As it stands now 1.5km of the hole has been completed, and relatively smoothly. The impressive feat of engineering that produced the drill rig and problem-solving prowess of both teams is proving to be effective in completing this ambitious project and a new rig has just been installed that is more efficient. So, what have they discovered so far?
Driller send photographs of retrieved core regularly, the GTK team are remotely assessing the downhole lithologies, and it appears from a marked change in colour that the cause of the gravitational anomaly has been intersected at 1423m . Initially the change from a reddish grey granitic rock to a dark green to black rock was treated with caution and thought to be a small intrusion or vein, but so far it has continued for over 100m indicating a substantial unit (Figure 3). The interpretation currently sits at a metamorphosed ultramafic cumulate rock in which olivine has altered to talc, and pyroxene altered to amphibole.

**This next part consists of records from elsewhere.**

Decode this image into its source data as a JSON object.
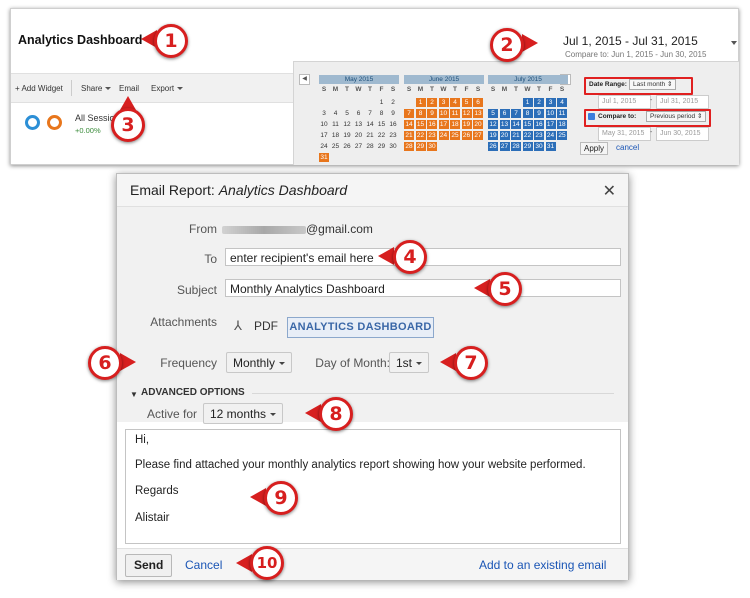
{
  "dashboard": {
    "title": "Analytics Dashboard",
    "toolbar": {
      "add_widget": "+ Add Widget",
      "share": "Share",
      "email": "Email",
      "export": "Export"
    },
    "sessions_label": "All Sessio",
    "sessions_change": "+0.00%",
    "circle_colors": {
      "blue": "#2c8fd6",
      "orange": "#e8761c"
    }
  },
  "date_range": {
    "main": "Jul 1, 2015 - Jul 31, 2015",
    "compare": "Compare to: Jun 1, 2015 - Jun 30, 2015"
  },
  "calendar": {
    "months": [
      "May 2015",
      "June 2015",
      "July 2015"
    ],
    "weekdays": [
      "S",
      "M",
      "T",
      "W",
      "T",
      "F",
      "S"
    ],
    "colors": {
      "orange": "#e8761c",
      "blue": "#2c6eb8"
    }
  },
  "picker_controls": {
    "date_range_label": "Date Range:",
    "date_range_value": "Last month",
    "start": "Jul 1, 2015",
    "end": "Jul 31, 2015",
    "compare_label": "Compare to:",
    "compare_value": "Previous period",
    "compare_start": "May 31, 2015",
    "compare_end": "Jun 30, 2015",
    "dash": "-",
    "apply": "Apply",
    "cancel": "cancel"
  },
  "dialog": {
    "title_prefix": "Email Report: ",
    "title_name": "Analytics Dashboard",
    "close": "✕",
    "from_label": "From",
    "from_suffix": "@gmail.com",
    "to_label": "To",
    "to_value": "enter recipient's email here",
    "subject_label": "Subject",
    "subject_value": "Monthly Analytics Dashboard",
    "attachments_label": "Attachments",
    "pdf_label": "PDF",
    "attachment_chip": "ANALYTICS DASHBOARD",
    "frequency_label": "Frequency",
    "frequency_value": "Monthly",
    "day_of_month_label": "Day of Month:",
    "day_of_month_value": "1st",
    "advanced_label": "ADVANCED OPTIONS",
    "active_for_label": "Active for",
    "active_for_value": "12 months",
    "message_lines": [
      "Hi,",
      "Please find attached your monthly analytics report showing how your website performed.",
      "Regards",
      "Alistair"
    ],
    "send": "Send",
    "cancel": "Cancel",
    "add_existing": "Add to an existing email"
  },
  "callouts": [
    "1",
    "2",
    "3",
    "4",
    "5",
    "6",
    "7",
    "8",
    "9",
    "10"
  ],
  "accent_color": "#d71f1f"
}
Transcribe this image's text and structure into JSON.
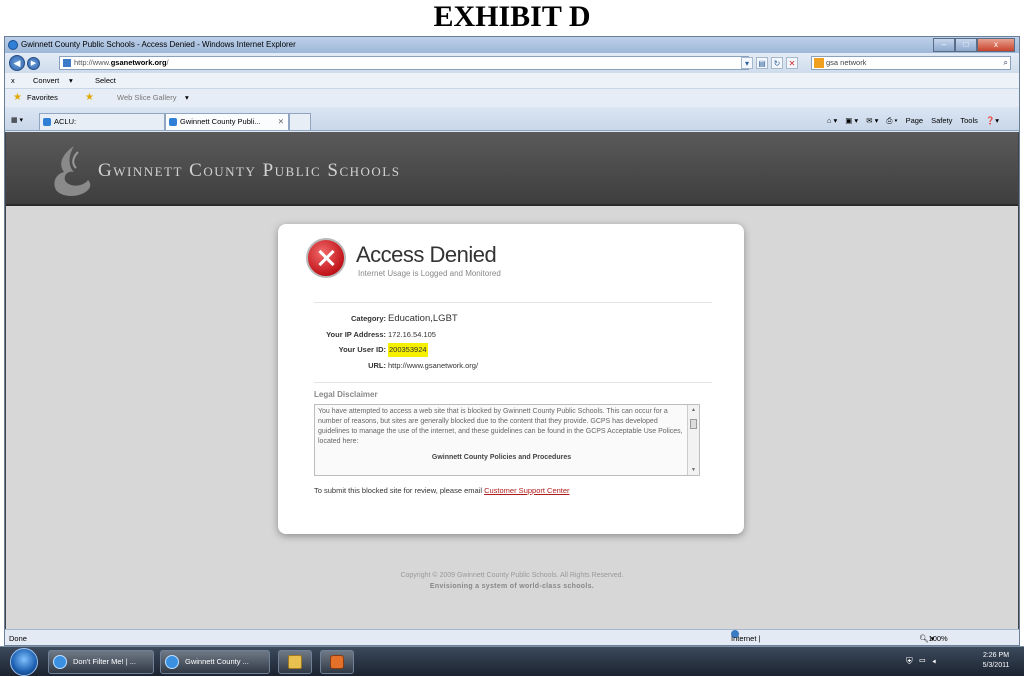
{
  "exhibit_label": "EXHIBIT D",
  "window": {
    "title": "Gwinnett County Public Schools - Access Denied - Windows Internet Explorer",
    "controls": {
      "minimize": "–",
      "maximize": "□",
      "close": "x"
    }
  },
  "address_bar": {
    "prefix": "http://www.",
    "domain": "gsanetwork.org",
    "suffix": "/",
    "search_value": "gsa network"
  },
  "command_bar": {
    "close": "x",
    "convert": "Convert",
    "select": "Select"
  },
  "favorites_bar": {
    "favorites": "Favorites",
    "web_slice": "Web Slice Gallery"
  },
  "tabs": [
    {
      "label": "ACLU:",
      "active": false
    },
    {
      "label": "Gwinnett County Publi...",
      "active": true
    }
  ],
  "tab_commands": [
    "Page",
    "Safety",
    "Tools"
  ],
  "page": {
    "org_name": "Gwinnett County Public Schools",
    "deny_title": "Access Denied",
    "deny_subtitle": "Internet Usage is Logged and Monitored",
    "info": {
      "category_label": "Category:",
      "category_value": "Education,LGBT",
      "ip_label": "Your IP Address:",
      "ip_value": "172.16.54.105",
      "user_label": "Your User ID:",
      "user_value": "200353924",
      "url_label": "URL:",
      "url_value": "http://www.gsanetwork.org/"
    },
    "legal": {
      "heading": "Legal Disclaimer",
      "text": "You have attempted to access a web site that is blocked by Gwinnett County Public Schools. This can occur for a number of reasons, but sites are generally blocked due to the content that they provide. GCPS has developed guidelines to manage the use of the internet, and these guidelines can be found in the GCPS Acceptable Use Polices, located here:",
      "policies_link": "Gwinnett County Policies and Procedures"
    },
    "submit_text": "To submit this blocked site for review, please email",
    "submit_link": "Customer Support Center",
    "copyright": "Copyright © 2009 Gwinnett County Public Schools. All Rights Reserved.",
    "tagline": "Envisioning a system of world-class schools."
  },
  "status_bar": {
    "left": "Done",
    "zone": "Internet | Protected Mode: Off",
    "zoom": "100%"
  },
  "taskbar": {
    "items": [
      {
        "label": "Don't Filter Me! | ..."
      },
      {
        "label": "Gwinnett County ..."
      }
    ],
    "time": "2:26 PM",
    "date": "5/3/2011"
  },
  "colors": {
    "denied_red": "#c0141a",
    "link_red": "#b01c1c",
    "highlight": "#f4f000",
    "header_gray": "#4a4a4a"
  }
}
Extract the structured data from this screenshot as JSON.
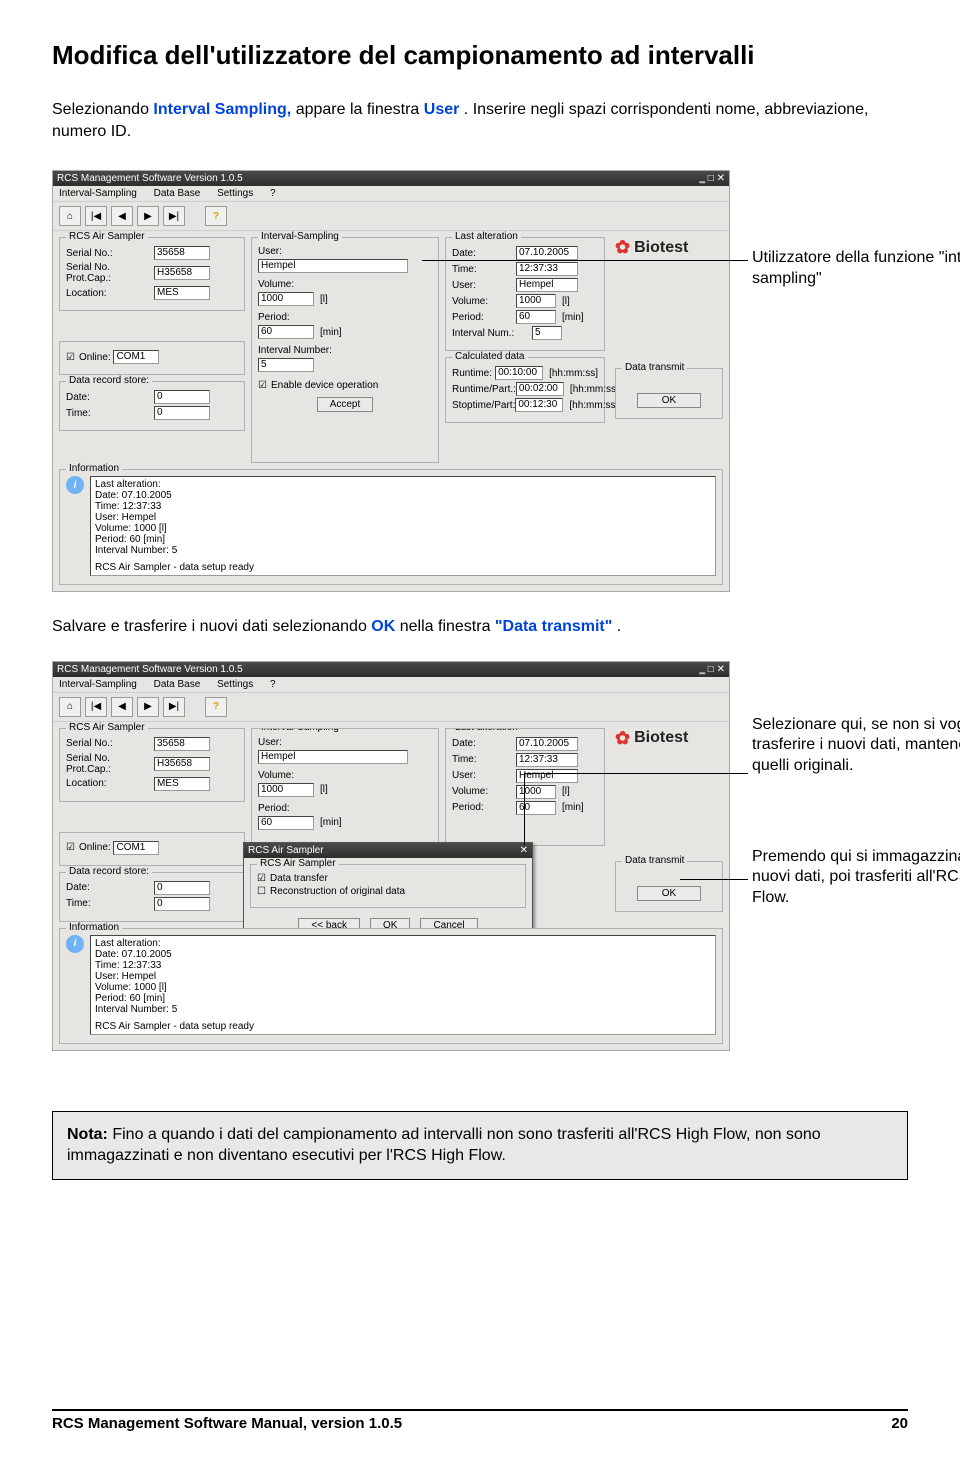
{
  "heading": "Modifica dell'utilizzatore del campionamento ad intervalli",
  "intro": {
    "a": "Selezionando ",
    "b": "Interval Sampling,",
    "c": " appare la finestra ",
    "d": "User",
    "e": ". Inserire negli spazi corrispondenti nome, abbreviazione, numero ID."
  },
  "win": {
    "title": "RCS Management Software Version 1.0.5",
    "menu": {
      "a": "Interval-Sampling",
      "b": "Data Base",
      "c": "Settings",
      "d": "?"
    },
    "toolbar_nav": [
      "|◀",
      "◀",
      "▶",
      "▶|"
    ],
    "help_icon": "?"
  },
  "gs": {
    "air": "RCS Air Sampler",
    "serial": "Serial No.:",
    "serial_v": "35658",
    "prot": "Serial No. Prot.Cap.:",
    "prot_v": "H35658",
    "loc": "Location:",
    "loc_v": "MES",
    "online": "Online:",
    "online_v": "COM1",
    "drs": "Data record store:",
    "date": "Date:",
    "date_v": "0",
    "time": "Time:",
    "time_v": "0",
    "is": "Interval-Sampling",
    "user": "User:",
    "user_v": "Hempel",
    "vol": "Volume:",
    "vol_v": "1000",
    "vol_u": "[l]",
    "per": "Period:",
    "per_v": "60",
    "per_u": "[min]",
    "in": "Interval Number:",
    "in_v": "5",
    "en": "Enable device operation",
    "accept": "Accept",
    "la": "Last alteration",
    "la_date": "07.10.2005",
    "la_time": "12:37:33",
    "la_user": "Hempel",
    "la_vol": "1000",
    "la_per": "60",
    "la_in": "5",
    "cd": "Calculated data",
    "rt": "Runtime:",
    "rt_v": "00:10:00",
    "hms": "[hh:mm:ss]",
    "rtp": "Runtime/Part.:",
    "rtp_v": "00:02:00",
    "stp": "Stoptime/Part:",
    "stp_v": "00:12:30",
    "dt": "Data transmit",
    "ok": "OK",
    "info": "Information",
    "info_title": "Last alteration:",
    "info_lines": "Date: 07.10.2005\nTime: 12:37:33\nUser: Hempel\nVolume: 1000 [l]\nPeriod: 60 [min]\nInterval Number: 5",
    "info_status": "RCS Air Sampler - data setup ready",
    "brand": "Biotest"
  },
  "callouts": {
    "c1": "Utilizzatore della funzione \"interval sampling\"",
    "c2": "Selezionare qui, se non si vogliono trasferire i nuovi dati, mantenendo quelli originali.",
    "c3": "Premendo qui si immagazzinano i nuovi dati, poi trasferiti all'RCS High Flow."
  },
  "mid": {
    "a": "Salvare e trasferire i nuovi dati selezionando ",
    "ok": "OK",
    "b": " nella finestra ",
    "dt": "\"Data transmit\"",
    "c": "."
  },
  "dialog": {
    "title": "RCS Air Sampler",
    "gbox": "RCS Air Sampler",
    "opt1": "Data transfer",
    "opt2": "Reconstruction of original data",
    "back": "<< back",
    "ok": "OK",
    "cancel": "Cancel"
  },
  "note": {
    "label": "Nota:",
    "text": " Fino a quando i dati del campionamento ad intervalli non sono trasferiti all'RCS High Flow, non sono immagazzinati e non diventano esecutivi per l'RCS High Flow."
  },
  "footer": {
    "left": "RCS Management Software Manual, version 1.0.5",
    "right": "20"
  }
}
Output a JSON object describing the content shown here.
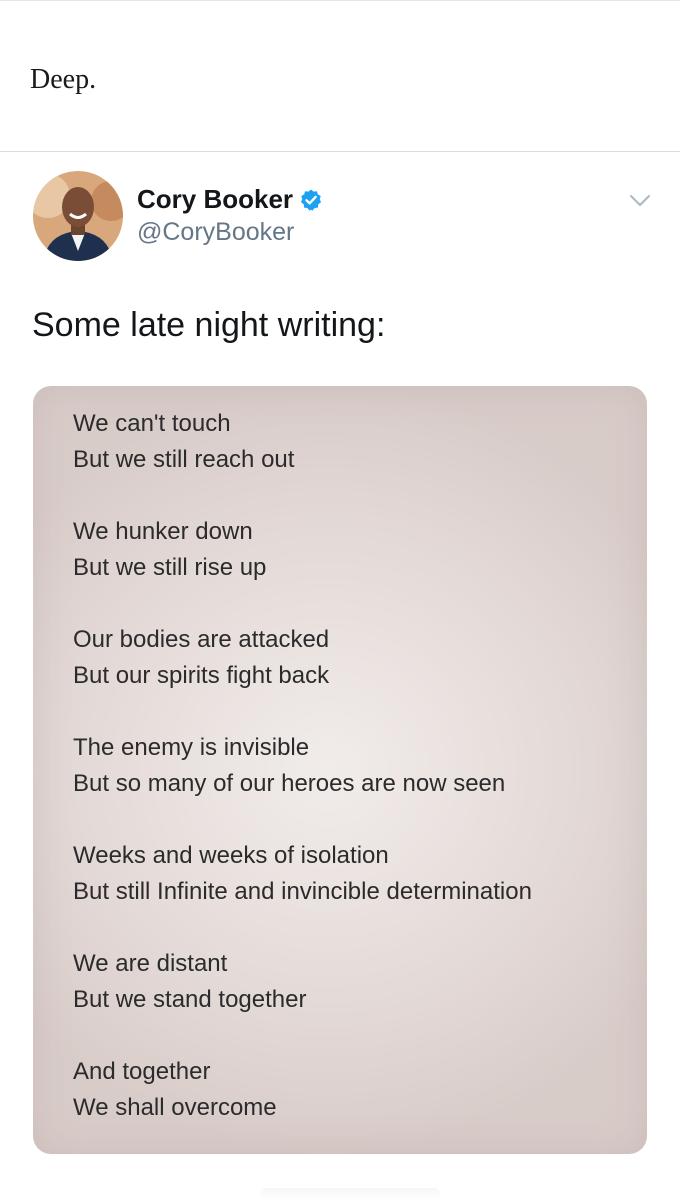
{
  "caption": "Deep.",
  "tweet": {
    "author_name": "Cory Booker",
    "handle": "@CoryBooker",
    "text": "Some late night writing:",
    "verified_color": "#1da1f2"
  },
  "poem": {
    "stanzas": [
      [
        "We can't touch",
        "But we still reach out"
      ],
      [
        "We hunker down",
        "But we still rise up"
      ],
      [
        "Our bodies are attacked",
        "But our spirits fight back"
      ],
      [
        "The enemy is invisible",
        "But so many of our heroes are now seen"
      ],
      [
        "Weeks and weeks of isolation",
        "But still Infinite and invincible determination"
      ],
      [
        "We are distant",
        "But we stand together"
      ],
      [
        "And together",
        "We shall overcome"
      ]
    ]
  },
  "icons": {
    "verified": "verified-badge-icon",
    "menu": "chevron-down-icon",
    "avatar": "profile-photo"
  }
}
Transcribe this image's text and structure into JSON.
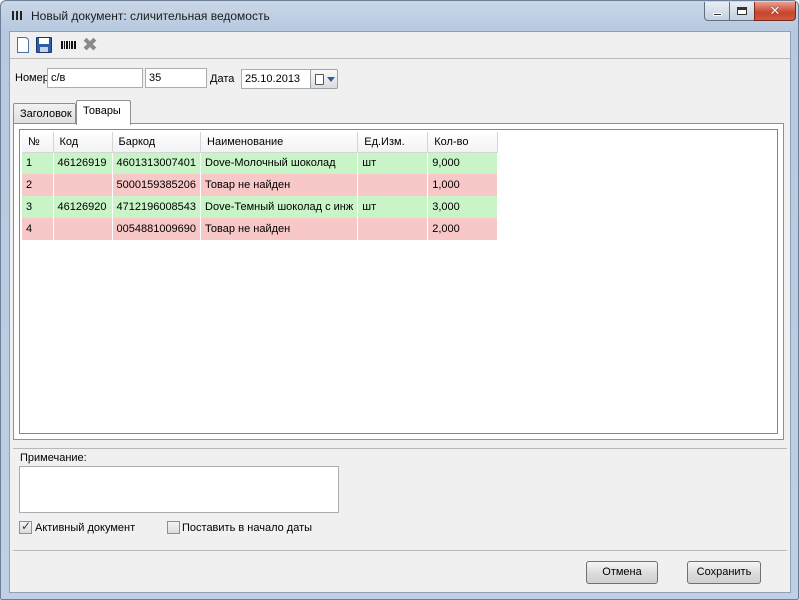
{
  "window": {
    "title": "Новый документ: сличительная ведомость"
  },
  "toolbar": {
    "icons": [
      "new-document-icon",
      "save-icon",
      "barcode-icon",
      "delete-icon"
    ]
  },
  "header": {
    "number_label": "Номер",
    "number_prefix": "с/в",
    "number_value": "35",
    "date_label": "Дата",
    "date_value": "25.10.2013"
  },
  "tabs": [
    {
      "label": "Заголовок",
      "active": false
    },
    {
      "label": "Товары",
      "active": true
    }
  ],
  "grid": {
    "columns": [
      "№",
      "Код",
      "Баркод",
      "Наименование",
      "Ед.Изм.",
      "Кол-во"
    ],
    "rows": [
      {
        "cells": [
          "1",
          "46126919",
          "4601313007401",
          "Dove-Молочный шоколад",
          "шт",
          "9,000"
        ],
        "status": "found"
      },
      {
        "cells": [
          "2",
          "",
          "5000159385206",
          "Товар не найден",
          "",
          "1,000"
        ],
        "status": "not-found"
      },
      {
        "cells": [
          "3",
          "46126920",
          "4712196008543",
          "Dove-Темный шоколад с инж",
          "шт",
          "3,000"
        ],
        "status": "found"
      },
      {
        "cells": [
          "4",
          "",
          "0054881009690",
          "Товар не найден",
          "",
          "2,000"
        ],
        "status": "not-found"
      }
    ],
    "colors": {
      "found": "#c8f4c8",
      "not_found": "#f8c8c8"
    }
  },
  "footer": {
    "note_label": "Примечание:",
    "note_value": "",
    "active_doc_label": "Активный документ",
    "active_doc_checked": true,
    "put_first_label": "Поставить в начало даты",
    "put_first_checked": false
  },
  "buttons": {
    "cancel": "Отмена",
    "save": "Сохранить"
  }
}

Looking forward, GTK and ADC will hopefully be completing the hole in the coming months. They will then log all the drill core which will allow them to greatly advance their geological understanding of this area. Regional-scale 3D models will be developed from the data, and Aleksi hopes that it may also help in mineral exploration by facilitating the development of exploration vectors.
However, Geology is only one of the faculties GTK are hoping will benefit from this research project. Once the hole is completed and stabilised, it will offer a unique environment for research and innovation in geothermal energy and deep geothermal gradients, deep rock mechanics, and the development of downhole technologies. In addition, the process and technology of drilling such a deep hole is of interest to the private exploration and mining sector. They hope to attract interest from Finnish and international researchers and companies, which will help pay back the initial investment.
The significance this project doesn’t stop there either. Working remotely to assess the geology will provide understanding of the limitations and advantages of doing so, and what innovation is required to optimise this new working environment. This has been in part forced by the pandemic which has provided an opportunity for positive change. Developing efficient remote working environments increases accessibility to the world of work by people with families, as Aleksi points out, a change which I think we can all get behind.
For now, its cross fingers, continue the hard work, and complete the drill hole for Aleksi, his team, and ADC.